Ya sabemos cuál será el precio del oro en 2030 o el de los diamantes pero, ¿cuál es el precio del platino en gramos? A diferencia del oro o la plata, el platino es mucho menos común en la corteza terrestre, lo que influye directamente en su precio. Además, su extracción y refinado requieren procesos complejos y costosos, lo que añade un valor adicional al producto final. El precio del platino suele expresarse en onzas troy en los mercados internacionales pero, para la compra de joyas o la inversión en pequeñas cantidades, es habitual calcularlo en gramos.
¿Cuál es la cotización del platino?
La cotización del platino varía constantemente debido a factores como la oferta y la demanda, las condiciones económicas globales, la situación política en países productores y la evolución de sectores que consumen grandes cantidades de este metal, como la industria automotriz, la joyería o la tecnología médica. En los mercados internacionales, el platino se negocia principalmente en onzas troy, con un precio que fluctúa a lo largo del día según las transacciones en las bolsas de metales preciosos.
Para obtener el valor por gramo es necesario convertir la cotización de la onza troy (que equivale a 31,1035 gramos) al precio unitario. Por ejemplo, si en un momento dado el platino cotiza a 1.000 dólares por onza troy, el precio aproximado por gramo sería de 32,15 dólares, aunque esta cifra puede variar según el tipo de cambio y los costes de intermediación.
Es importante tener en cuenta que la cotización “oficial” corresponde al precio en bruto del metal en el mercado mayorista, sin incluir costes adicionales como fundición, manipulación o márgenes de beneficio del comerciante. Por eso, el precio real que un consumidor pagará por un gramo de platino puede ser notablemente más alto que el que aparece en las referencias bursátiles.
¿Cuánto vale el platino?
El valor del platino no solo depende de su cotización diaria en los mercados, sino también de la forma en la que se presenta y del contexto de la transacción.

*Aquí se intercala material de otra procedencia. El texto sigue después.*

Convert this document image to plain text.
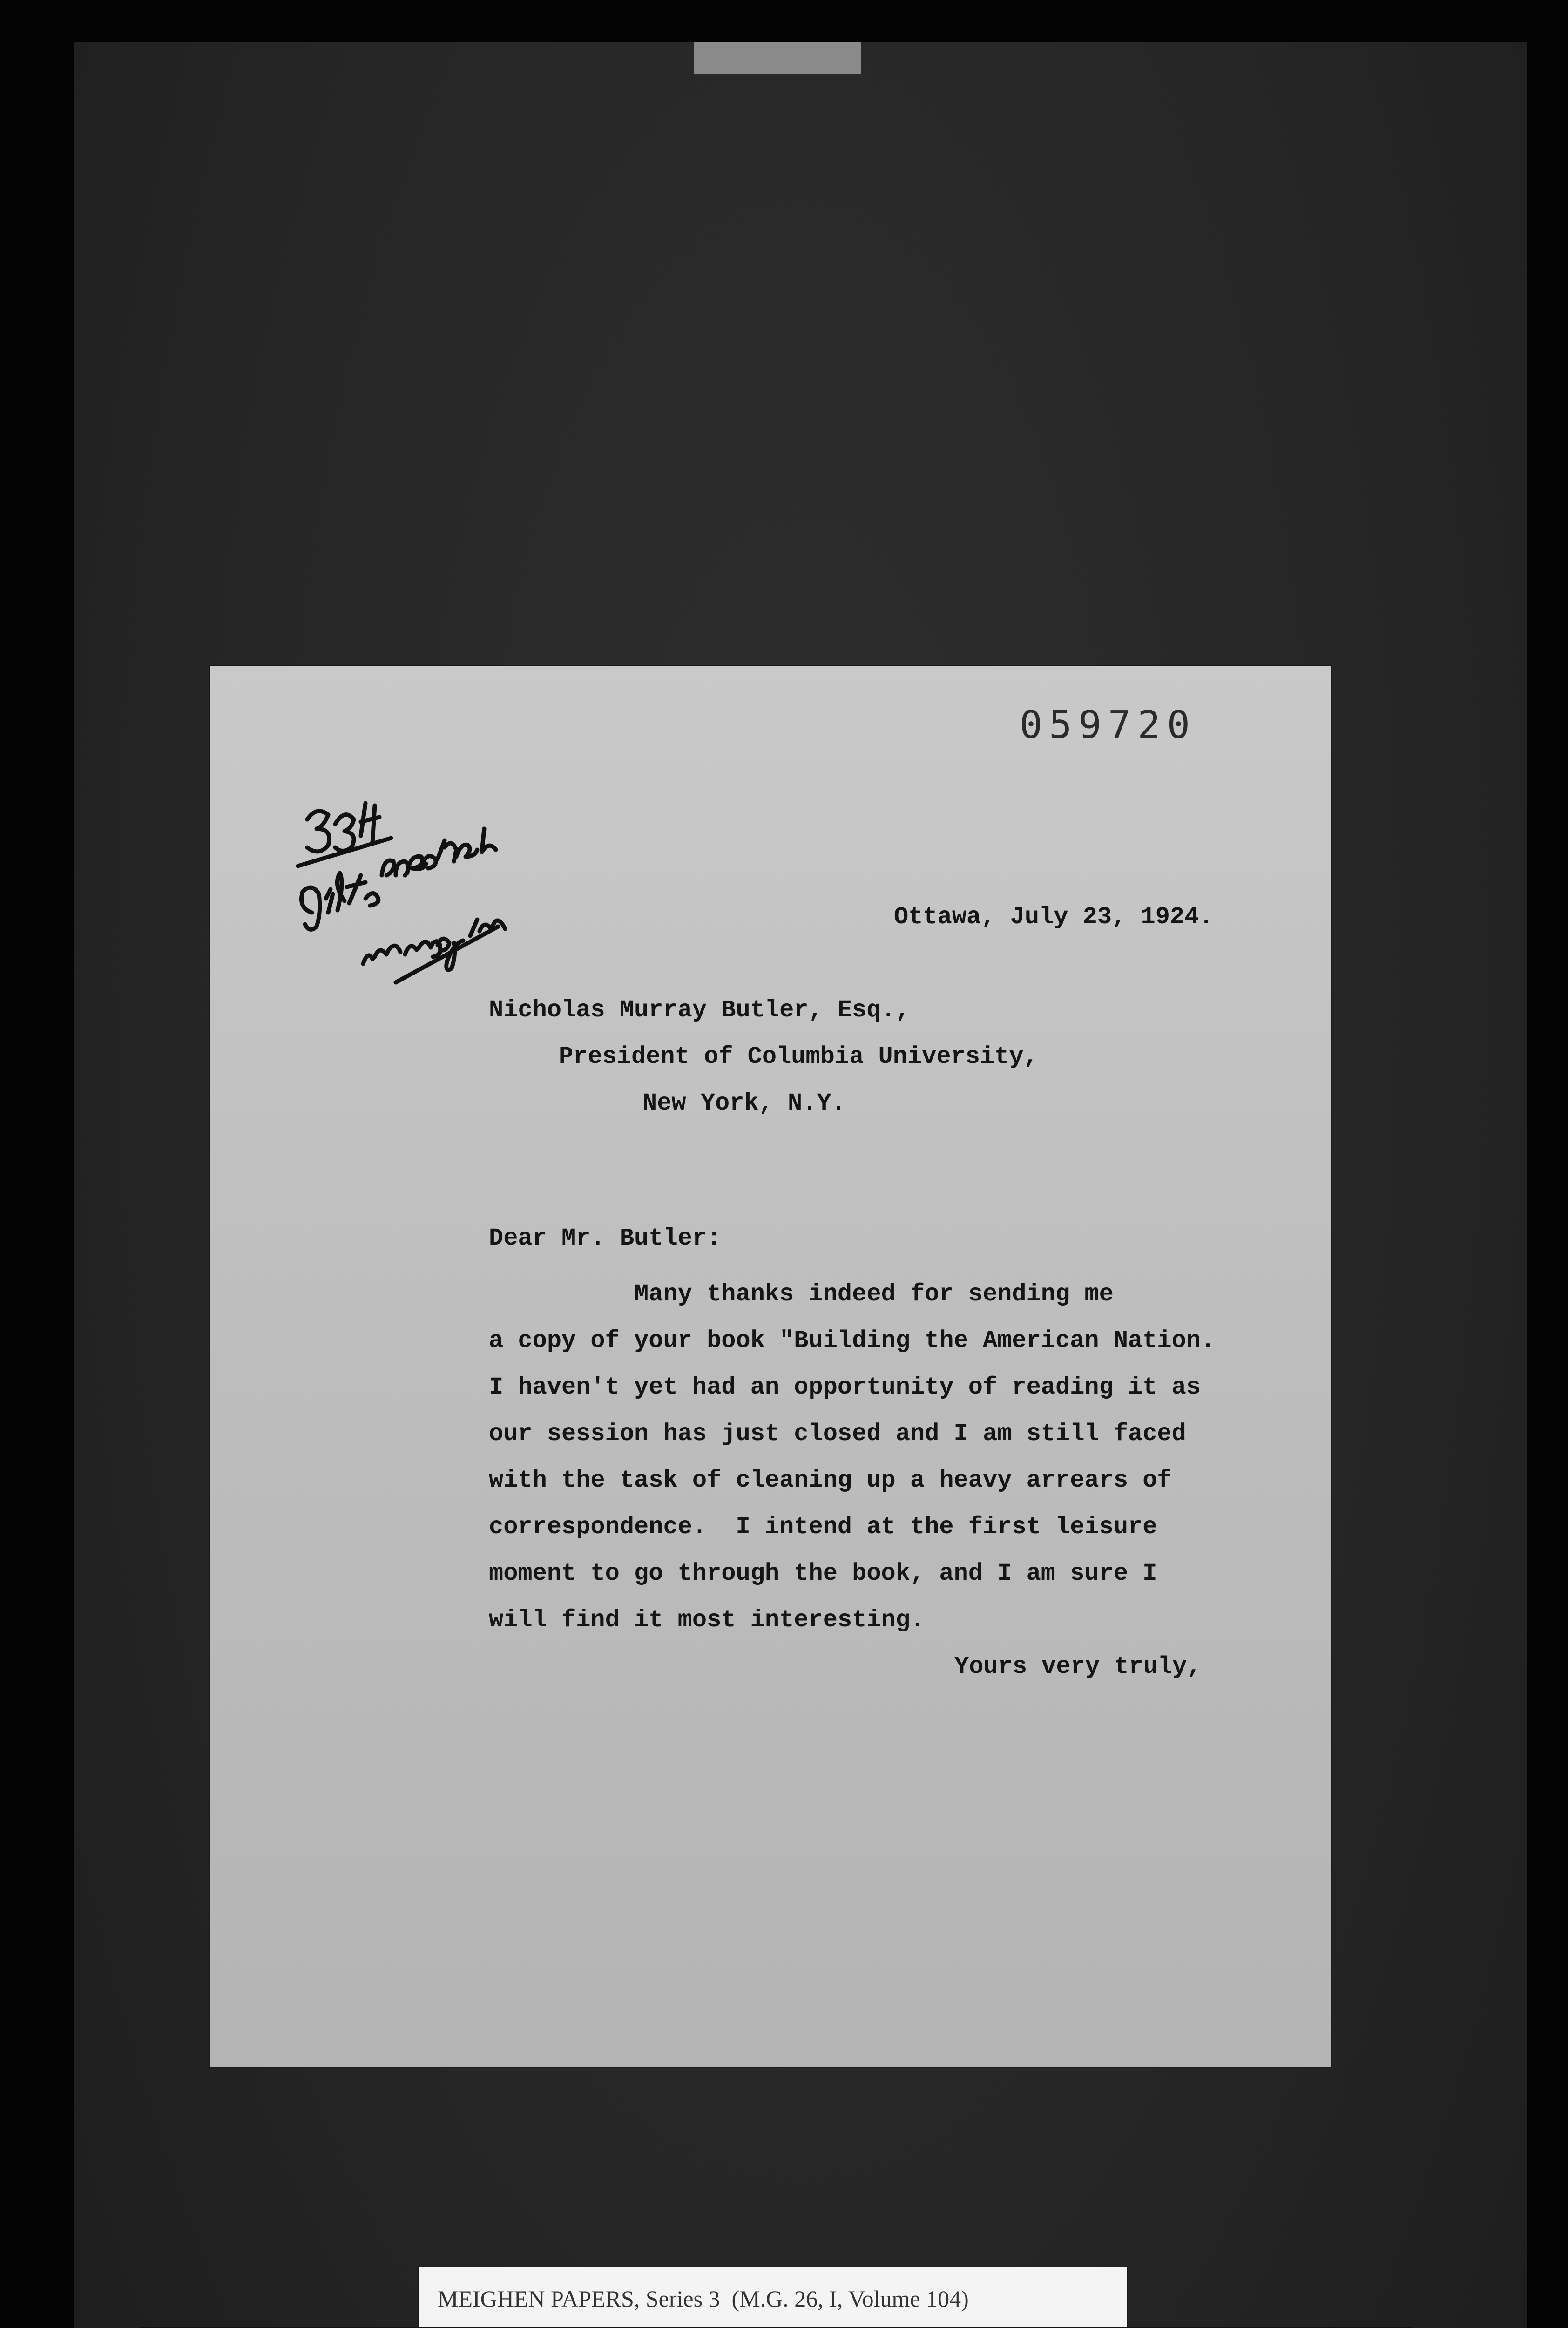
059720
Ottawa, July 23, 1924.
Nicholas Murray Butler, Esq.,
President of Columbia University,
New York, N.Y.
Dear Mr. Butler:
Many thanks indeed for sending me
a copy of your book "Building the American Nation.
I haven't yet had an opportunity of reading it as
our session has just closed and I am still faced
with the task of cleaning up a heavy arrears of
correspondence.  I intend at the first leisure
moment to go through the book, and I am sure I
will find it most interesting.
Yours very truly,
MEIGHEN PAPERS, Series 3  (M.G. 26, I, Volume 104)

Un gramo de platino puro adquirido como materia prima para inversión tendrá un precio distinto al de un gramo contenido en una joya ya que, en este último caso, entran en juego el diseño, la marca, la mano de obra y otros elementos que suman valor.

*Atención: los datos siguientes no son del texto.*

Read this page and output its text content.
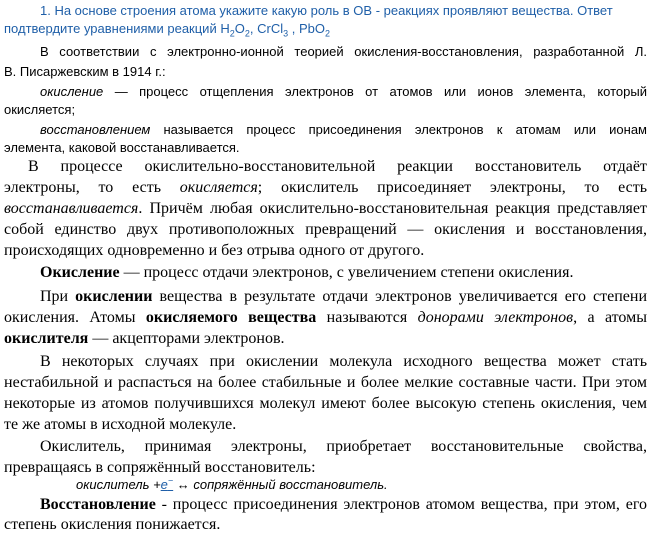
1. На основе строения атома укажите какую роль в ОВ - реакциях проявляют вещества. Ответ
подтвердите уравнениями реакций $H_2O_2$, CrCl$_3$ , PbO$_2$
В соответствии с электронно-ионной теорией окисления-восстановления, разработанной Л.
В. Писаржевским в 1914 г.:
окисление — процесс отщепления электронов от атомов или ионов элемента, который
окисляется;
восстановлением называется процесс присоединения электронов к атомам или ионам
элемента, каковой восстанавливается.
В процессе окислительно-восстановительной реакции восстановитель отдаёт
электроны, то есть окисляется; окислитель присоединяет электроны, то есть
восстанавливается. Причём любая окислительно-восстановительная реакция представляет
собой единство двух противоположных превращений — окисления и восстановления,
происходящих одновременно и без отрыва одного от другого.
Окисление — процесс отдачи электронов, с увеличением степени окисления.
При окислении вещества в результате отдачи электронов увеличивается его степени
окисления. Атомы окисляемого вещества называются донорами электронов, а атомы
окислителя — акцепторами электронов.
В некоторых случаях при окислении молекула исходного вещества может стать
нестабильной и распасться на более стабильные и более мелкие составные части. При этом
некоторые из атомов получившихся молекул имеют более высокую степень окисления, чем
те же атомы в исходной молекуле.
Окислитель, принимая электроны, приобретает восстановительные свойства,
превращаясь в сопряжённый восстановитель:
окислитель +e− ↔ сопряжённый восстановитель.
Восстановление - процесс присоединения электронов атомом вещества, при этом, его
степень окисления понижается.
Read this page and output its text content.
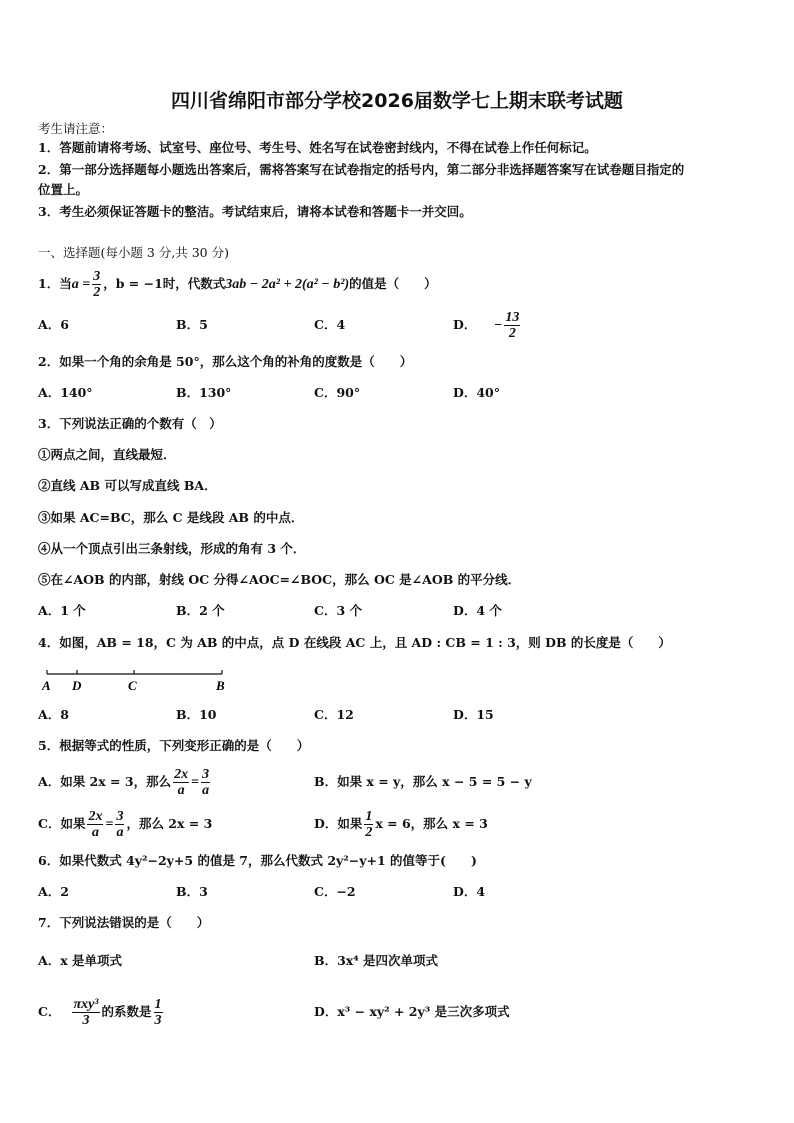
四川省绵阳市部分学校2026届数学七上期末联考试题
考生请注意：
1．答题前请将考场、试室号、座位号、考生号、姓名写在试卷密封线内，不得在试卷上作任何标记。
2．第一部分选择题每小题选出答案后，需将答案写在试卷指定的括号内，第二部分非选择题答案写在试卷题目指定的
位置上。
3．考生必须保证答题卡的整洁。考试结束后，请将本试卷和答题卡一并交回。
一、选择题(每小题 3 分,共 30 分)
1．当$a = \frac{3}{2}$ ，b = −1时，代数式3ab − 2a² + 2(a² − b²)的值是（　　）
A．6	B．5	C．4	D． − $\frac{13}{2}$
2．如果一个角的余角是 50°，那么这个角的补角的度数是（　　）
A．140°	B．130°	C．90°	D．40°
3．下列说法正确的个数有（　）
①两点之间，直线最短．
②直线 AB 可以写成直线 BA．
③如果 AC=BC，那么 C 是线段 AB 的中点．
④从一个顶点引出三条射线，形成的角有 3 个．
⑤在∠AOB 的内部，射线 OC 分得∠AOC=∠BOC，那么 OC 是∠AOB 的平分线．
A．1 个	B．2 个	C．3 个	D．4 个
4．如图，AB = 18，C 为 AB 的中点，点 D 在线段 AC 上，且 AD : CB = 1 : 3，则 DB 的长度是（　　）
A D	C	B
A．8	B．10	C．12	D．15
5．根据等式的性质，下列变形正确的是（　　）
A．如果 2x = 3，那么 $\frac{2x}{a} = \frac{3}{a}$	B．如果 x = y，那么 x − 5 = 5 − y
C．如果 $\frac{2x}{a} = \frac{3}{a}$ ，那么 2x = 3	D．如果 $\frac{1}{2}$ x = 6，那么 x = 3
6．如果代数式 4y²−2y+5 的值是 7，那么代数式 2y²−y+1 的值等于(　　)
A．2	B．3	C．−2	D．4
7．下列说法错误的是（　　）
A．x 是单项式	B．3x⁴ 是四次单项式
C． $\frac{\text{πxy³}}{3}$ 的系数是 $\frac{1}{3}$	D．x³ − xy² + 2y³ 是三次多项式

Por otro lado, si el platino se vende como metal de reciclaje —por ejemplo, a partir de joyas antiguas o piezas industriales—, el precio que se obtenga estará generalmente por debajo del valor de cotización, ya que el comprador deberá descontar costes de refinado y procesado. Además, factores como la pureza del platino (expresada en milésimas, como 950 o 999) y el peso neto influirán en la valoración final.
Históricamente, el precio del platino ha experimentado oscilaciones importantes. Ha habido periodos en los que su cotización ha superado ampliamente a la del oro, y otros en los que ha estado por debajo, principalmente debido a cambios en la demanda industrial. Por ejemplo, la utilización del platino en catalizadores para automóviles ha sido un motor clave para su consumo, pero también ha hecho que su valor se vea afectado por innovaciones tecnológicas o cambios en la normativa medioambiental.
¿Vale la pena invertir en platino?
Invertir en platino puede ser una opción atractiva para diversificar un portafolio de activos, especialmente porque es un metal precioso con un mercado diferente al del oro o la plata. Su rareza y las aplicaciones industriales de alto valor le otorgan un potencial interesante de revalorización a largo plazo. Sin embargo, como toda inversión, implica riesgos que conviene evaluar con detenimiento.
Uno de los principales atractivos del platino es que su producción anual es muy limitada y está concentrada en pocos países, principalmente Sudáfrica y Rusia. Esto significa que cualquier interrupción en la cadena de suministro puede generar un impacto significativo en los precios. Además, la creciente demanda en sectores como la energía limpia, donde se utiliza en celdas de combustible de hidrógeno, podría aumentar su valor en el futuro.
No obstante, la volatilidad es una característica inherente al platino. Sus precios están fuertemente influenciados por la salud de la economía global y por la demanda de la industria automotriz, que históricamente ha sido uno de sus principales consumidores. En épocas de recesión, o cuando se producen sustituciones tecnológicas, la demanda puede caer, afectando negativamente a su cotización.
Si te estás planteando invertir en platino, existen distintas formas de hacerlo: mediante la compra física de lingotes o monedas, fondos cotizados (ETFs) respaldados por platino, o inversiones en las empresas mineras que lo producen. La elección dependerá de tu perfil de inversor, tu tolerancia al riesgo y tus objetivos financieros.
En definitiva, invertir en platino puede ser rentable si se entiende su naturaleza cíclica y se asume que puede pasar por periodos de baja cotización antes de recuperar y superar sus niveles anteriores. Como en cualquier inversión en metales preciosos, lo ideal es verlo como una parte complementaria de la cartera, no como el único activo, y seguir de cerca las tendencias del mercado para identificar momentos oportunos de compra o venta.